In June, the company finally got the green light from the FDA for Eversense, its implantable continuous glucose monitoring system. It had been awaiting clearance since November 2016. The company is already selling its second-generation device — which can be worn for longer than the original — in Europe, the Middle East and Africa.
While the US launch was big news for the company, during the Q&A portion of the call the company clarified that the actual product sales in the US were not part of the reported revenue as the FDA approval came through in June and shipping didn’t begin until July.
However, the quarter did see an increase in year over year revenue. This Q2 the company reported $3.6 million in revenues up from $800,000 during last year’s Q2. Meanwhile, the company reported a net loss of $32.5 million or $0.23 per share during Q2, which is up from last year’s Q2 net loss of $12.4 million or $0.12 a share.
Preparing for the US launch, the company also reported adding $150 million of gross proceeds by completing an underwritten equity offering.
Additionally, as the revenue increased, as did the total operating cost. This quarter the company reported a $20.1 million operating expense up $8.4 million from Q2 2017. The company attributed these costs to an increase in sales and marketing costs in preparation for the US launch and added R&D.
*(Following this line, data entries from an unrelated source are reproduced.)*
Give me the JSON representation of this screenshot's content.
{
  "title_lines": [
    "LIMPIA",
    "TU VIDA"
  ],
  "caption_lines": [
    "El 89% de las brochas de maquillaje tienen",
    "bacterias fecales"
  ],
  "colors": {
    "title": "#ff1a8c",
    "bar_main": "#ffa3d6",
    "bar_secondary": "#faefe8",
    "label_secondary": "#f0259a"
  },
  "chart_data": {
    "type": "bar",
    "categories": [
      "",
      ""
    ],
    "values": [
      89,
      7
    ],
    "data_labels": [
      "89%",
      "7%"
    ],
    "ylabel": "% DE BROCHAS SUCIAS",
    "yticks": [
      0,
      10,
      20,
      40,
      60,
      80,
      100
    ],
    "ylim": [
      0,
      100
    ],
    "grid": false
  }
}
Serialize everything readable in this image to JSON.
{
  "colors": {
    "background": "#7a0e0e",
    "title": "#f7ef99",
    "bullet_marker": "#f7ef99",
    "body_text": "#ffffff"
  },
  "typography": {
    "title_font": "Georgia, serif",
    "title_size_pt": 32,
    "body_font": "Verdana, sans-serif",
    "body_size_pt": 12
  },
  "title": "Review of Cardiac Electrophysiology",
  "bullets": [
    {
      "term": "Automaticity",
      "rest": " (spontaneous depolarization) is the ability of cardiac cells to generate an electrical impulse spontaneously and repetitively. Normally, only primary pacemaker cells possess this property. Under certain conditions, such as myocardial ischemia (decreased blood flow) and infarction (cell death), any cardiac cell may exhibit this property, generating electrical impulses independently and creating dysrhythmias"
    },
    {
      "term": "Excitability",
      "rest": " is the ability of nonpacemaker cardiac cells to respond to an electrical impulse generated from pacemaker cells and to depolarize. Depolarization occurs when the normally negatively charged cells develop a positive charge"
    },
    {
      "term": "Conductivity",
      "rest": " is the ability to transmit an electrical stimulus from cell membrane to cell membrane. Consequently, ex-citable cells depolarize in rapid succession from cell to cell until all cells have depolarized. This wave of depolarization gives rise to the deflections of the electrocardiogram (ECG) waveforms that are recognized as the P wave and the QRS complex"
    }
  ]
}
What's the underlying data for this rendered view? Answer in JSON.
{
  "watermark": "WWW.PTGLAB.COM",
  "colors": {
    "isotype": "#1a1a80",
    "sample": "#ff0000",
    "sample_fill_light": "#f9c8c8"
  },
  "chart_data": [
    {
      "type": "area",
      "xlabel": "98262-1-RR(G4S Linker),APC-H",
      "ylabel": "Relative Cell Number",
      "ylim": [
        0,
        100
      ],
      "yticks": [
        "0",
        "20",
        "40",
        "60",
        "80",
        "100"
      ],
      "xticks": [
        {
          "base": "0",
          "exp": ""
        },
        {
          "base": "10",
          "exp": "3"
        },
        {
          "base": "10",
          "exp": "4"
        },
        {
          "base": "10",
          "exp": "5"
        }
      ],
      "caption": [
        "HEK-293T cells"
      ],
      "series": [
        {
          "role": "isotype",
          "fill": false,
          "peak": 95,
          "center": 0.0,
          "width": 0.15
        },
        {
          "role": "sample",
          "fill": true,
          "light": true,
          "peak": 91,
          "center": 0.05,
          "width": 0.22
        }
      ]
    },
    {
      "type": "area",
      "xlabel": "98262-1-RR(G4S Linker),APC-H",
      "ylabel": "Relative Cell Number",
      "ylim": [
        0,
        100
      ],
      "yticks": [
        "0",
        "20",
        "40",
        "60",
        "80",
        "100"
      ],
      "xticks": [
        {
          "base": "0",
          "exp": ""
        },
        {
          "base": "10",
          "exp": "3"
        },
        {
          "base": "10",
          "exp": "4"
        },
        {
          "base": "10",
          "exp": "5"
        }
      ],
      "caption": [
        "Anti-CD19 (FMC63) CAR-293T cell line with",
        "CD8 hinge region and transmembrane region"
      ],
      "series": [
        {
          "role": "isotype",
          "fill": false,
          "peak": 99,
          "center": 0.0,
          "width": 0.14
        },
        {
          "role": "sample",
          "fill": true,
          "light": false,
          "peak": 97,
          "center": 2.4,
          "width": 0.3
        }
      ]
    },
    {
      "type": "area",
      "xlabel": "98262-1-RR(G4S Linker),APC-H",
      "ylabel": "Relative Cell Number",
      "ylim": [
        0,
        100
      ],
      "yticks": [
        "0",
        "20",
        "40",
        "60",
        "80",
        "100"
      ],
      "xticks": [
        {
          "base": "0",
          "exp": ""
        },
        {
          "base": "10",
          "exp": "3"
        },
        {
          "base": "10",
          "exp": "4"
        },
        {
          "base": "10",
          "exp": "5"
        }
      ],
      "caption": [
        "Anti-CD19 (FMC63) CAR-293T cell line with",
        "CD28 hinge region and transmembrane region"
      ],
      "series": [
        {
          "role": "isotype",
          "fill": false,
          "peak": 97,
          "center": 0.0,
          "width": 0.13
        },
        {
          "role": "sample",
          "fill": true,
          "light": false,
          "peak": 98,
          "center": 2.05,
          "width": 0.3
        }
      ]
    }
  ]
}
Executives remain optimistic about the future, even deciding to bump up up full year guidances.
“[T]he product performance in Europe which obviously is the trajectory that we’ve been on. We continue to do extremely well with acceptance of the product. And the other portion of it is just the readiness that we have in the United States and frankly, the acceptance that we’ve gotten from the clinicians and patients to go into the procedures,” Tim Goodnow said on the call. “So, looking at the two of those, it now looks like we are going to be able to do a little bit better than we originally forecasted earlier in the year. So, in the sense of good transparency, we opted to go ahead and set that expectation.”
However, when asked about predictions for the 2019 year leadership was reluctant to give any concretes.
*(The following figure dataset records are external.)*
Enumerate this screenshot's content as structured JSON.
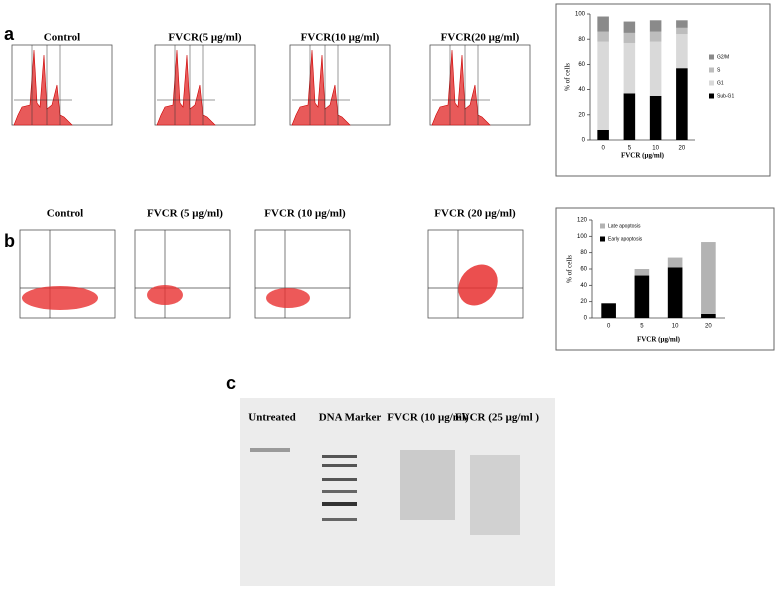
{
  "panel_labels": [
    "a",
    "b",
    "c"
  ],
  "histogram_titles": [
    "Control",
    "FVCR(5 μg/ml)",
    "FVCR(10 μg/ml)",
    "FVCR(20 μg/ml)"
  ],
  "scatter_titles": [
    "Control",
    "FVCR (5 μg/ml)",
    "FVCR (10 μg/ml)",
    "FVCR (20 μg/ml)"
  ],
  "gel_lanes": [
    "Untreated",
    "DNA Marker",
    "FVCR (10 μg/ml)",
    "FVCR (25 μg/ml )"
  ],
  "chart_data": [
    {
      "type": "bar",
      "stacked": true,
      "legend": "right",
      "ylabel": "% of cells",
      "xlabel": "FVCR (μg/ml)",
      "categories": [
        "0",
        "5",
        "10",
        "20"
      ],
      "ylim": [
        0,
        100
      ],
      "yticks": [
        0,
        20,
        40,
        60,
        80,
        100
      ],
      "series": [
        {
          "name": "Sub-G1",
          "color": "#000000",
          "values": [
            8,
            37,
            35,
            57
          ]
        },
        {
          "name": "G1",
          "color": "#d9d9d9",
          "values": [
            70,
            40,
            43,
            27
          ]
        },
        {
          "name": "S",
          "color": "#bdbdbd",
          "values": [
            8,
            8,
            8,
            5
          ]
        },
        {
          "name": "G2/M",
          "color": "#8a8a8a",
          "values": [
            12,
            9,
            9,
            6
          ]
        }
      ]
    },
    {
      "type": "bar",
      "stacked": true,
      "legend": "top-left",
      "ylabel": "% of cells",
      "xlabel": "FVCR (μg/ml)",
      "categories": [
        "0",
        "5",
        "10",
        "20"
      ],
      "ylim": [
        0,
        120
      ],
      "yticks": [
        0,
        20,
        40,
        60,
        80,
        100,
        120
      ],
      "series": [
        {
          "name": "Early apoptosis",
          "color": "#000000",
          "values": [
            18,
            52,
            62,
            5
          ]
        },
        {
          "name": "Late apoptosis",
          "color": "#b3b3b3",
          "values": [
            0,
            8,
            12,
            88
          ]
        }
      ]
    }
  ]
}
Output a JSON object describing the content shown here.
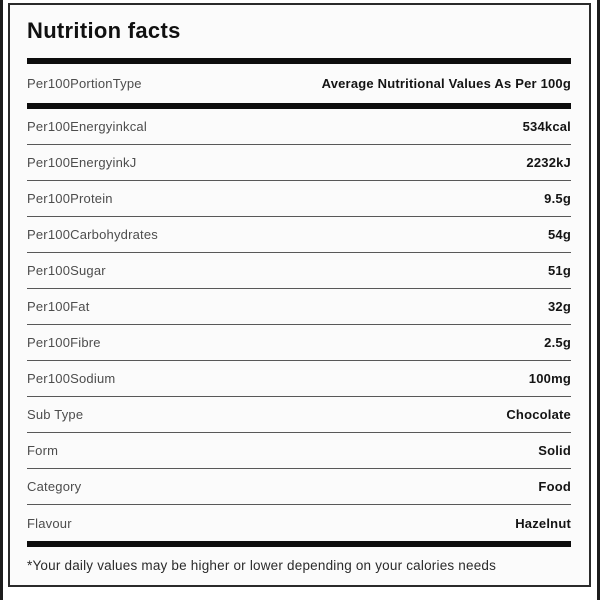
{
  "title": "Nutrition facts",
  "header_row": {
    "label": "Per100PortionType",
    "value": "Average Nutritional Values As Per 100g"
  },
  "rows": [
    {
      "label": "Per100Energyinkcal",
      "value": "534kcal"
    },
    {
      "label": "Per100EnergyinkJ",
      "value": "2232kJ"
    },
    {
      "label": "Per100Protein",
      "value": "9.5g"
    },
    {
      "label": "Per100Carbohydrates",
      "value": "54g"
    },
    {
      "label": "Per100Sugar",
      "value": "51g"
    },
    {
      "label": "Per100Fat",
      "value": "32g"
    },
    {
      "label": "Per100Fibre",
      "value": "2.5g"
    },
    {
      "label": "Per100Sodium",
      "value": "100mg"
    },
    {
      "label": "Sub Type",
      "value": "Chocolate"
    },
    {
      "label": "Form",
      "value": "Solid"
    },
    {
      "label": "Category",
      "value": "Food"
    },
    {
      "label": "Flavour",
      "value": "Hazelnut"
    }
  ],
  "footnote": "*Your daily values may be higher or lower depending on your calories needs",
  "colors": {
    "page_background": "#ffffff",
    "card_background": "#fbfbfb",
    "card_border": "#2a2a2a",
    "thick_bar": "#0d0d0d",
    "separator": "#585858",
    "label_text": "#4d4d4d",
    "value_text": "#141414",
    "edge_strip": "#1c1c1c"
  }
}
“But at this point it is just too early for us to make any comments on 2019,” Goodnow said. “We are literally in the market for less than six weeks right now. In regard to the performance in the United States, as you said, it is a combination too as I stated. What we are actively focused on, as Mike indicated, is getting the fishing licenses, getting the authorizations and approvals to go hunting with the insurance companies and their particular patients. We have one. There are many, many more to go that we are working on.”
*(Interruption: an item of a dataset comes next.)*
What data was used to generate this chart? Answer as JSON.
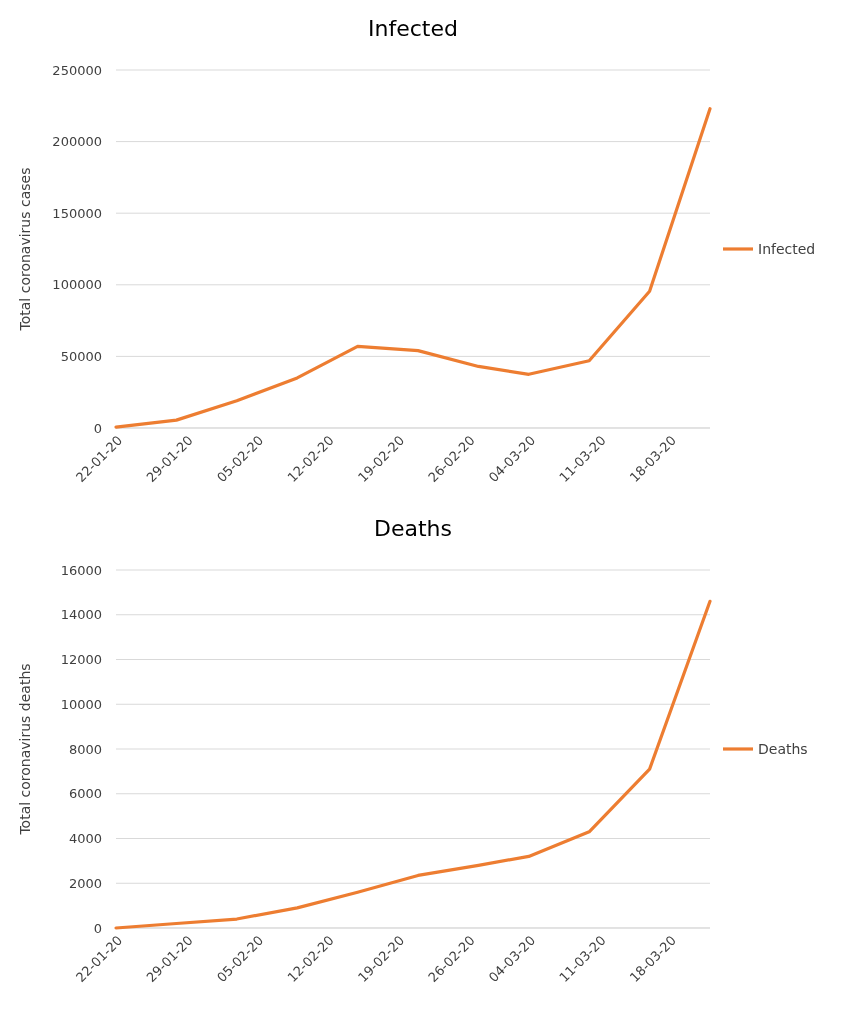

The company has continued to see growth in the European market, where it originally started out. It reported an increase in its sale of Eversense XL, which lasts 180 days (the original version available in the US lasts 90 days). The company is reporting that the Eversense XL makes up 70 percent of its installed base. On the call Goodnow said that in the future the idea would be for that technology to be available in the US as well.